Katsuobushi Broth(first soup)
….I learned how to make katuobushi broth a few month ago. My family liked solid dried potluck broth, anchovy broth, and beef broth as well. Recently, katuobushi broth is my must-have broth in my refrigerator. I tried to use katsuobushi broth in various dishes for my family and the taste was much better than before. This recipe is left in my blog for my daughters. Try making one someday. Luckily, it is easy and useful for your dishes. You can use this for 3 days in refrigerator and keep in the freezer for 1 month.
Servings: 750–800 ml
Time: 20 minutes plus soaking the kelp with cold water for 12 hours
Ingredients:
- 1000 ml water
- 25 g kelp
- 30 g Katsuobushi
Cooking Instructions:
- Put the water and kelp into a pot for 12 hours with a lid.

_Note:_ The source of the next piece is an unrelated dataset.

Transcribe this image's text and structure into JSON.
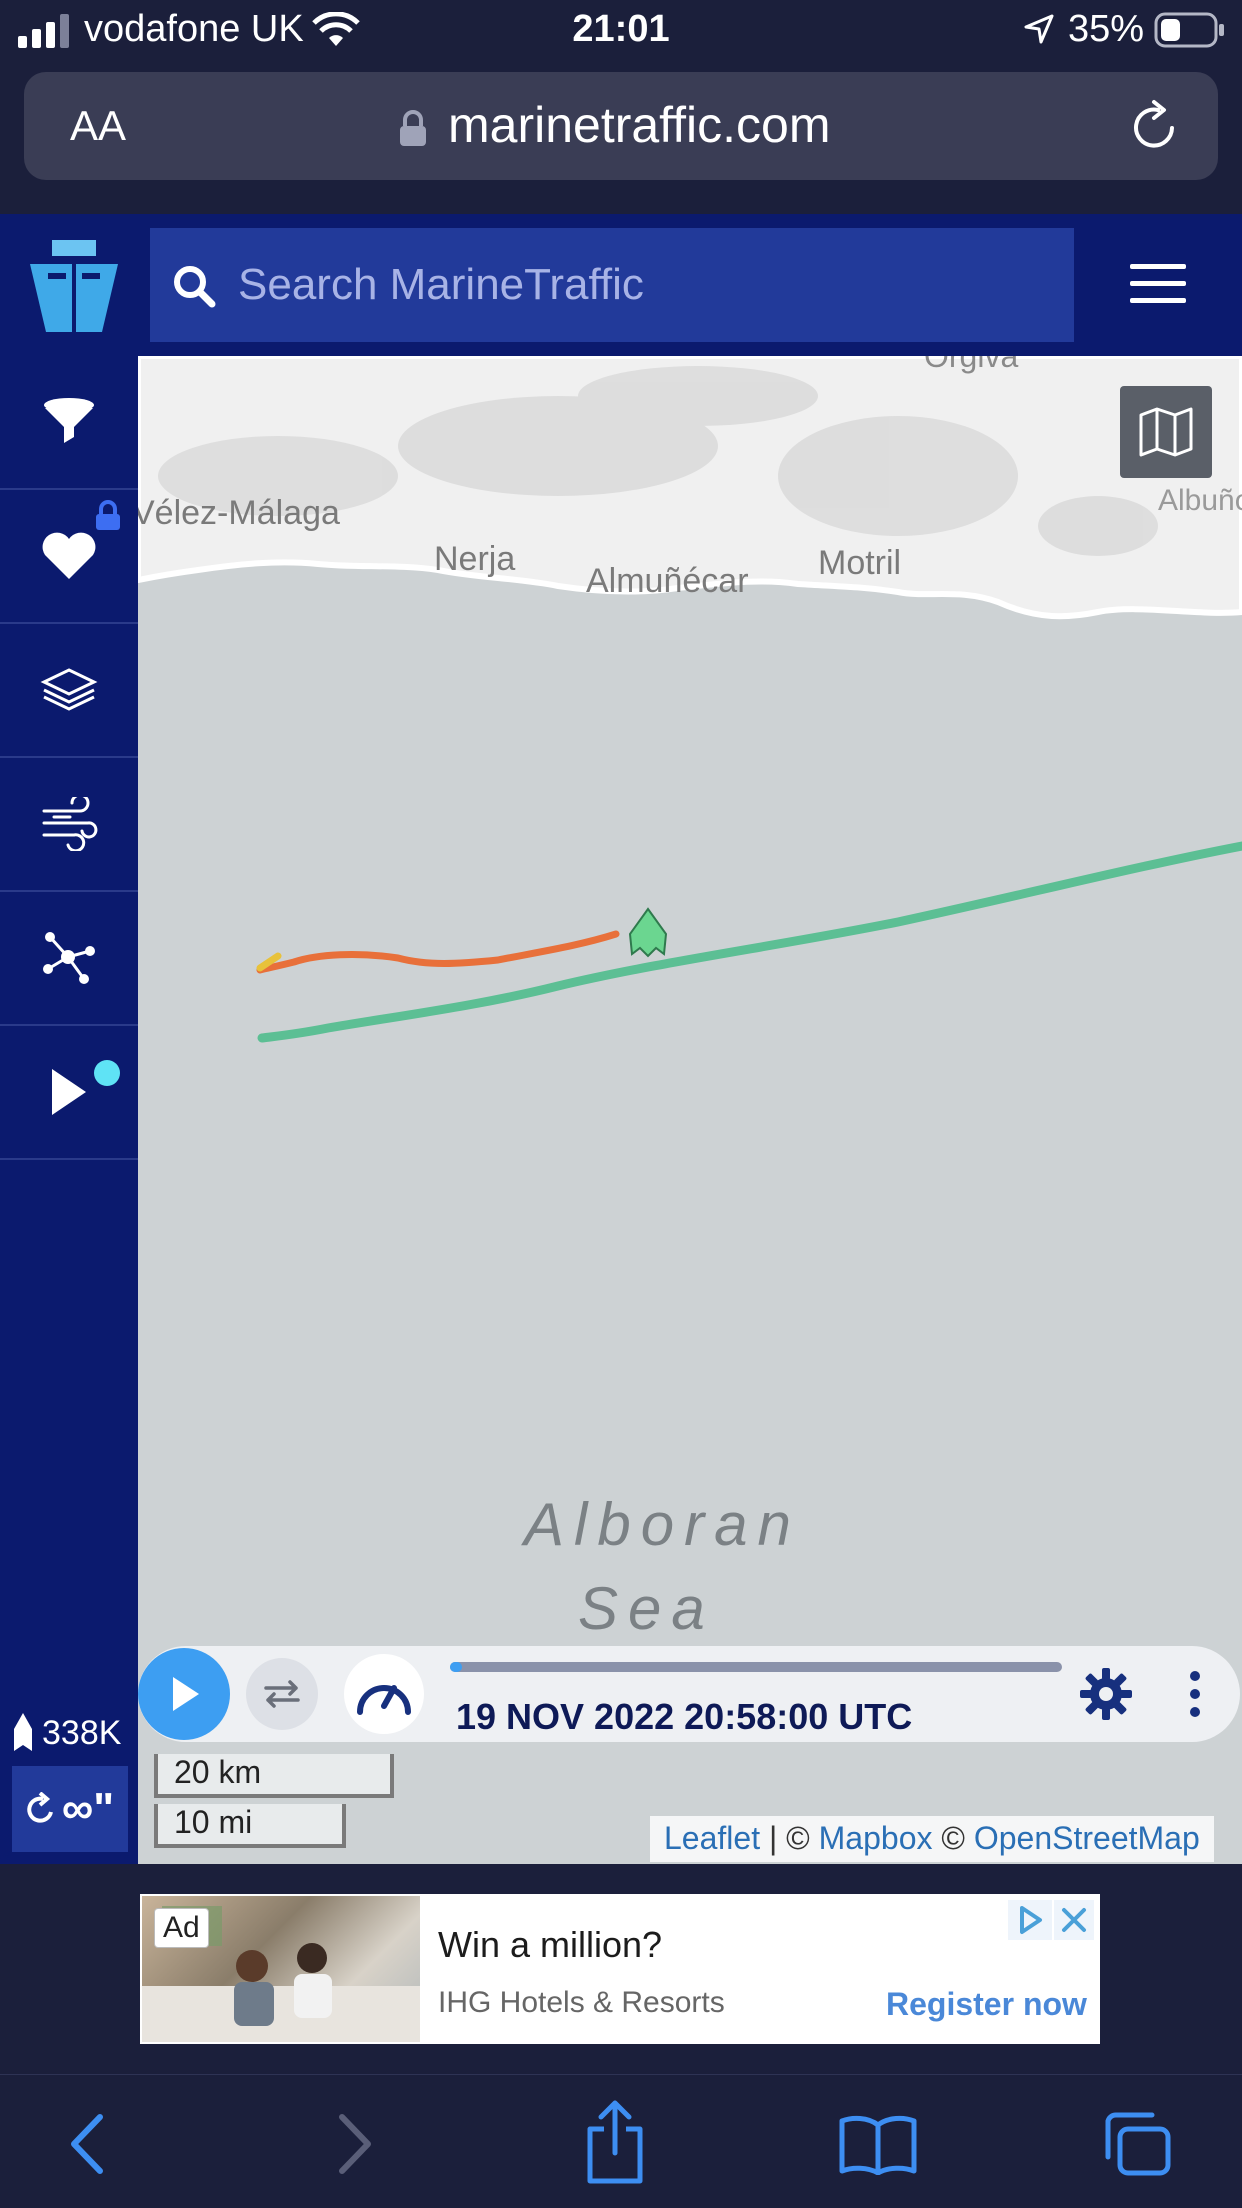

2. After 12 hours, take out the kelp onto a tray and heat the pot with medium high heat to boil.
3. After boiling, turn off the heat and add the katsuobushi into the pot to brew for 10 minutes with the lid(do not boil it).
4. After 10 minutes, shift the broth with a strainer(use a cheese cloth and do not squeeze).
5. You can keep in the refrigerator for up to 3 days or in the freezer for up to 1 month.